The tenth round of feedback landed close to midnight. I didn't need to open it to guess the contents, because the nine before it had all sounded alike: "Could you take another look? It's still not quite right." I sat staring at the Figma file glowing on my screen — the design I'd lost nights over, fussed over every margin, secretly thought was beautiful — and for the first time, I hated it.

I hated it, and I hated myself.


Every revision felt like a verdict

Do you know the feeling of sending off something you shaped with all your care, only to get back a single "not yet"? It's not like being criticized in conversation. It's like someone looking at the part you're proudest of, and shaking their head.

Round one, I nodded and fixed it. Round two, a small twinge. Rounds three, four, my face started to burn. By the seventh, I was sitting in my room, eyes stinging, asking the question you've probably asked too: what if I just don't have the talent? I pulled up the old versions, compared them to the new ones, and honestly, the first one looked better to me. Yet it kept getting sent back.

The only voice in my head back then was: she's picky, she doesn't get good taste, she's wrecking my design. I carried that resentment to bed. Every time I opened the email, my heart dropped a beat.

By the tenth round, I'd half-drafted the polite withdrawal message in my head, just to save face.


The eleventh round

I'm not sure why I didn't quit that night. Maybe I was just too tired — too tired to have any energy left for wounded pride. I poured a glass of water, sat down, and for the first time did something I'd never genuinely done in the nine rounds before: I reread all of her feedback, slowly, without bracing for a fight.

And I saw something that ran cold through me.

She had never once called me bad. She kept talking about the users. "These folks are older, make the text bigger." "They use their phones out in the sun, the background's too bright to read." "They're in a hurry, don't make them tap through so many steps." And me — across ten rounds — what had I been defending? My taste. The layout I found elegant. The palette I found artistic. I was designing for myself to admire, then getting angry that no one applauded.

The mistake was never in the Figma file. It was in my ego, grown so large it hid the very person I was supposed to be serving.

I thought they were rejecting my work. Turns out they were just trying to show me a person I'd forgotten existed.

On the eleventh round, I stopped designing for myself. I sat and pictured the nurse in a rush, hands wet, eyes tired, and I drew for her. I sent it off without holding my breath for praise. Two hours later, she texted exactly four words: "That works. Good job." Funny thing is, I didn't feel a victor's joy. I felt a little ashamed. And light.


I still get files sent back plenty, even now. That's the job. But one thing changed for good: I stopped reading feedback like a verdict.

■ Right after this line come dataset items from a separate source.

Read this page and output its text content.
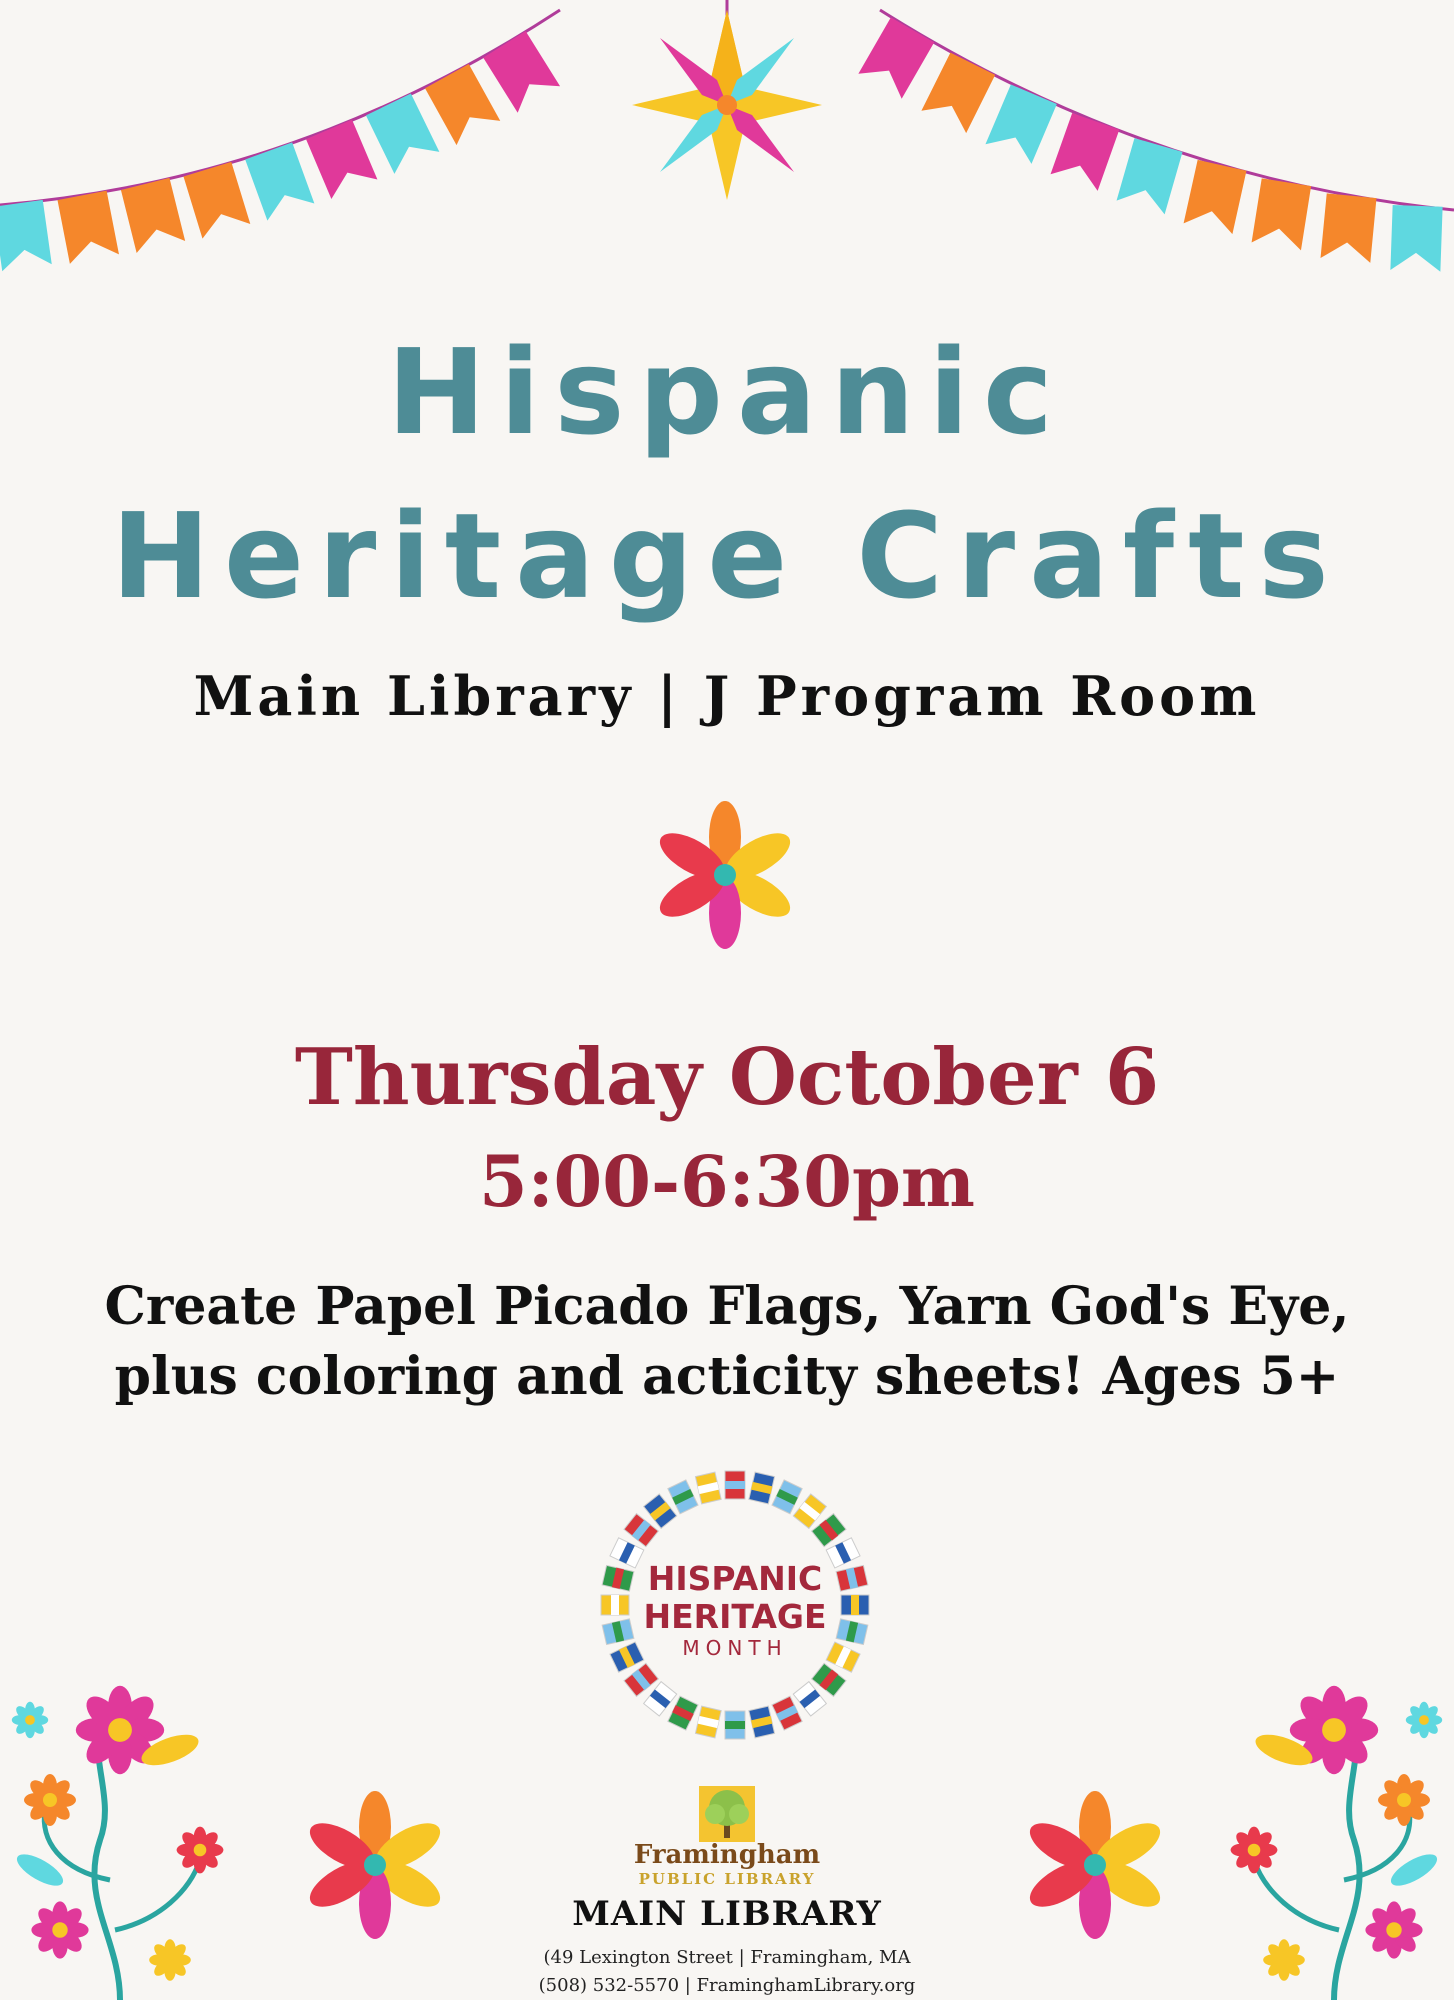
Hispanic
Heritage Crafts
Main Library | J Program Room
Thursday October 6
5:00-6:30pm
Create Papel Picado Flags, Yarn God's Eye,
plus coloring and acticity sheets! Ages 5+
HISPANIC
HERITAGE
MONTH
Framingham
PUBLIC LIBRARY
MAIN LIBRARY
(49 Lexington Street | Framingham, MA
(508) 532-5570 | FraminghamLibrary.org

Now when someone says "not yet," my first reflex is no longer to tense up and explain why I'm right. It's an honest question: what are they seeing that I'm not? It's a small question. But it pulls me out of that tiring defensive crouch and puts me back where I belong — beside the person I'm making this for, not across from them.

I think a lot of things in life work the same way. Not just design. There are times we argue with someone we love, defending our logic to the end, forgetting to ask where they're hurting. We clutch our own version, then blame the whole world for not understanding.

Next time someone says something hard to hear, I won't tell you to nod along. I'm just curious: if you set the ego down for a moment and reread their words — this time without your guard up — what would you find on the other side?